本文が200ページに満たないのに、全10章もあり、それがさらに細かく節に分かれる。
それはそれで読みやすいとは言えるので、特に不服は無いです。
最初、モンゴル帝国と明の興亡とユーラシア秩序についてあれこれ記述されるが、それほど面白くはない。
なかなか鄭和のことが語られないので、少々イライラする。
永楽帝が直接軍事力を行使したモンゴルとヴェトナムの他、宦官を通じた外交交渉を行った西域・チベット・タイ・女真・日本の例に触れ、そうした中華帝国秩序確立の一環として鄭和の遠征を捉える必要が述べられる。

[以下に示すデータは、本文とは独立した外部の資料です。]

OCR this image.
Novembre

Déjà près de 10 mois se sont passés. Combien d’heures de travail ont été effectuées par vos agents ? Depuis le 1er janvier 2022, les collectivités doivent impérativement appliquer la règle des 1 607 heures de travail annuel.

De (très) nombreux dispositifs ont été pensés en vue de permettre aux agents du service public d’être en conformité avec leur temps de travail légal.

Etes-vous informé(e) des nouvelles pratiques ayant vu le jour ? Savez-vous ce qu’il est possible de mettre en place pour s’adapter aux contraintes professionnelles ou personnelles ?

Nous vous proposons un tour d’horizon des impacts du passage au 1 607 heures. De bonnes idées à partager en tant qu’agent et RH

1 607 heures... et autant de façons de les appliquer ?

これまでで約三分の一のページが過ぎて、次から鄭和の評伝と遠征の描写となる。
それほど細かくて煩瑣に感じる記述も無いので、淡々と読んでいきましょう。
3回目までの航海の目的地は西インドのカリカット。
数十年後、同世紀の末にはヴァスコ・ダ・ガマが到達することになる。
4回目以降、鄭和の本隊はイランのホルムズを目指し、分遣隊がアデン、メッカと東アフリカのモガデシオ、マリンディに達する。
このホルムズというのはペルシア湾岸入り口にある島で、後にポルトガルが領有し、それをサファヴィー朝のアッバース1世が奪い返し、と高校教科書では載っているが、本書の地図で見ると島ではなく大陸部の地名がホルムズとなっている。
吉川弘文館の『世界史年表・地図』でもそのような表記になっており、結局よくわからない。
また、鄭和がマラッカに圧力をかけるタイのアユタヤ朝を牽制し、艦隊の物資集積拠点としたため、マラッカ王国が急速に発展したと書いてあるが、こういう記述は高校世界史で習った記憶が無いし、他の概説でも読んだ覚えが無い(それとも忘れてるだけか)。
このマラッカ王国は盛期が短く、1511年にはポルトガルに滅ぼされてしまう。
(この辺の歴史については、山川出版社の『マレーシアの歴史』参照。)
格別面白いということもないが、手堅い叙述。
あんまり航海の詳細についてあれこれ書かれても読むのが疲れるでしょうから、本書くらいの記述がちょうどいいのかもしれない。